Nelle tue avventure al tuo fisico togli una componente molto importante, il sonno, come ci riesci?
Metto in atto diverse tecniche affinché il mio corpo possa in qualche modo riposare e ricaricarsi. Ad esempio nella Parigi-Roma ho attuato quella dei micro sonni, ogni dodici ore mi fermavo dormivo mezzora e ripartivo; mentre per la traversata delle Alpi sono rimasto in sella anche per 18 ore per poi dormire tre ore di fila e ricominciare.
Hai visitato moltissimi Paesi. Quale ti è rimasto più nel cuore?
Decisamente l’Islanda, muoversi in bici in quei luoghi è magico, un sogno incantato.
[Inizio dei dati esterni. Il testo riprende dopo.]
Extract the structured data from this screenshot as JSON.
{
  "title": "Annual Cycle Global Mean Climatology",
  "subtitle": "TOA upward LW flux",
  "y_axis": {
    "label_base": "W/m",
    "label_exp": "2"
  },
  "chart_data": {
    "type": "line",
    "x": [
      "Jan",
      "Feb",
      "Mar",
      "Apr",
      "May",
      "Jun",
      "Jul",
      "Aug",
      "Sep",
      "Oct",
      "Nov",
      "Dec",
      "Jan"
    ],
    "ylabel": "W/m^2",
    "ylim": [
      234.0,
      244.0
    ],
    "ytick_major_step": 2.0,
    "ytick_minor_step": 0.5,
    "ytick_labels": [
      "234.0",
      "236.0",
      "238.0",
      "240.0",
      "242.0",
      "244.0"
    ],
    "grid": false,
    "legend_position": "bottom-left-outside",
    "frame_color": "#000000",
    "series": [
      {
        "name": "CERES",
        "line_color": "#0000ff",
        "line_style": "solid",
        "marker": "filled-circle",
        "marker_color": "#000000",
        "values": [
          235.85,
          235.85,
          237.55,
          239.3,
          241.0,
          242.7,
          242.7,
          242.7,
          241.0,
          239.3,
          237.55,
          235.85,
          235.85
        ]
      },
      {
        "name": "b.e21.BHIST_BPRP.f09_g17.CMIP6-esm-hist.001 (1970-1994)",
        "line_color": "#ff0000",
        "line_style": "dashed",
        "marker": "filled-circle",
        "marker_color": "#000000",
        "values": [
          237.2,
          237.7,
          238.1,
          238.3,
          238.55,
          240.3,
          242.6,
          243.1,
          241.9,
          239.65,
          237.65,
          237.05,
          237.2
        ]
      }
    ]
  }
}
Cosa ti spinge a superare sempre di più i tuoi limiti?
Di base faccio una cosa che amo, il fatto che ci sia come radice una grande passione mi consente di affrontare ogni difficoltà al meglio. In fondo sto pedalando, mi imbatto in paesaggi meravigliosi, quindi la difficoltà fisica passa in secondo piano.
Cos’è “la zona Omar”?
È venuta fuori un po’ per gioco all’inizio del mio percorso. La gente mi vedeva sempre pedalare in condizioni diverse, freddo, neve, tempeste quindi diciamo che è un po’ la zona in cui nonostante tutto continuo ad andare avanti. Ognuno di noi ha una zona oltre cui esce dalla sua personale zona di confort ed entra in questo fase dove bisogna spingersi oltre i propri limiti.
Cosa consiglieresti ad un giovane che vuole cimentarsi in questo sport?
Iniziare se si ha davvero tanta passione ed emozionarsi sempre.